Joelle Pretty: This is a way to directly impact students. It’s important to realize that this is a huge component of why we’re all here. The institution can’t exist without students; the students can’t exist without financial aid. Also, the actual number of people giving increases our ranking, which helps recruit students and the money we give also helps us retain students. I think it’s a great cycle of saying we believe in what we do at SU and we believe in our students.
The Commons: How about you, Jeffrey—what would you say to a faculty or staff member who says they’re already contributing enough through their daily work at the university?
Jeffrey Anderson: Some people do say that, and mostly I tell them, That’s a decision you need to make and feel comfortable with. Personally, I do a lot of service work and get paid about the same as other faculty—but I’ve found that donating is qualitatively different. It feels like I’m contributing on a different plane. Also, almost everybody here has a disagreement with at least one policy or practice on campus—including me—but that doesn’t mean that we don’t recognize that the overall benefits the university provides to students and society far outweigh the differences we might have with a particular policy.
The Commons: What do you like to do in your free time?
Joelle Pretty: I am a voracious reader. I catch a lot of flak from my coworkers for this. I’m also on the board of the Friends of The Seattle Public Library.
The Commons: What’s a book you’ve read recently that you would recommend to a colleague?
Joelle Pretty: I just read Michael Eric Dyson’s Tears We Cannot Stop, which I thought was really excellent. I talked with my Mom recently about Small Great Things by Jodi Picoult, which I read over Christmas break—that’s another one that’s on top of my brain.
The Commons: Jeffrey, what do you like to do in your spare time?
Jeffrey Anderson: My wife and I and friends hike a lot. Climb easy mountains. I swim. We bicycle. I read a lot. I meditate. For five years I was the lead official for our swim team and officiated all of our swim meets. That was a fun opportunity that I enjoyed.
The Commons: What are your plans for your sabbatical next year and beyond?
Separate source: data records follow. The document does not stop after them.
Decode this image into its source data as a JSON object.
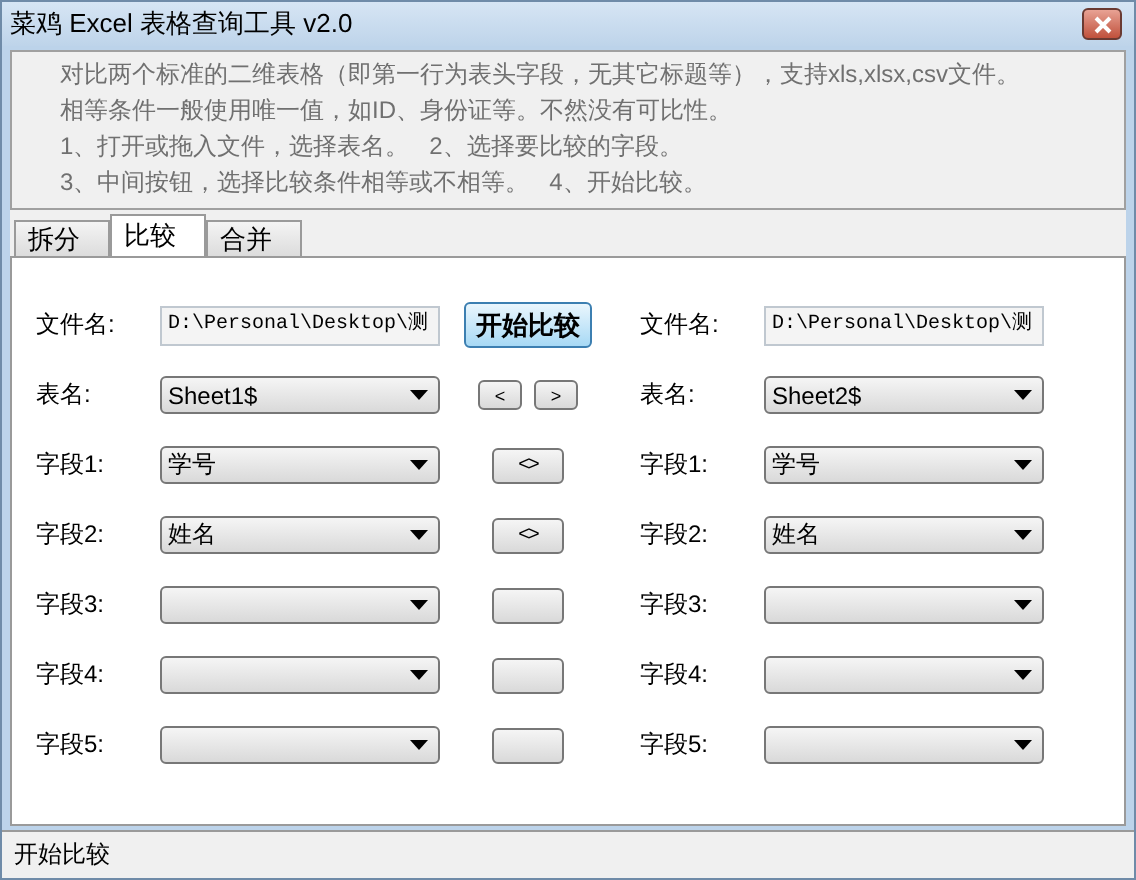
{
  "window": {
    "title": "菜鸡 Excel 表格查询工具 v2.0"
  },
  "description": [
    "对比两个标准的二维表格（即第一行为表头字段，无其它标题等），支持xls,xlsx,csv文件。",
    "相等条件一般使用唯一值，如ID、身份证等。不然没有可比性。",
    "1、打开或拖入文件，选择表名。   2、选择要比较的字段。",
    "3、中间按钮，选择比较条件相等或不相等。   4、开始比较。"
  ],
  "tabs": [
    {
      "label": "拆分",
      "selected": false
    },
    {
      "label": "比较",
      "selected": true
    },
    {
      "label": "合并",
      "selected": false
    }
  ],
  "left": {
    "file_label": "文件名:",
    "file_value": "D:\\Personal\\Desktop\\测",
    "sheet_label": "表名:",
    "sheet_value": "Sheet1$",
    "fields": [
      {
        "label": "字段1:",
        "value": "学号"
      },
      {
        "label": "字段2:",
        "value": "姓名"
      },
      {
        "label": "字段3:"
      },
      {
        "label": "字段4:"
      },
      {
        "label": "字段5:"
      }
    ]
  },
  "middle": {
    "start_button": "开始比较",
    "nav_buttons": [
      "<",
      ">"
    ],
    "operators": [
      {
        "kind": "operator",
        "symbol": "<>"
      },
      {
        "kind": "operator",
        "symbol": "<>"
      },
      {
        "kind": "blank"
      },
      {
        "kind": "blank"
      },
      {
        "kind": "blank"
      }
    ]
  },
  "right": {
    "file_label": "文件名:",
    "file_value": "D:\\Personal\\Desktop\\测",
    "sheet_label": "表名:",
    "sheet_value": "Sheet2$",
    "fields": [
      {
        "label": "字段1:",
        "value": "学号"
      },
      {
        "label": "字段2:",
        "value": "姓名"
      },
      {
        "label": "字段3:"
      },
      {
        "label": "字段4:"
      },
      {
        "label": "字段5:"
      }
    ]
  },
  "status_bar": "开始比较"
}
Jeffrey Anderson: Travel. But then I think it’s time to reinvent myself. I think I’ve done what I can do with my current career and I feel satisfied with that. It’s time to go back and try something new and start with the next phase of my life. So I’m going to use the sabbatical year to explore different possibilities. One thing I think I’m going to do is take a couple classes in the counseling program in the College of Education, because I’ve always had in the back of my mind an interest in becoming a counselor. So I’ll see how it goes and if it feels like a good fit, I will pursue it.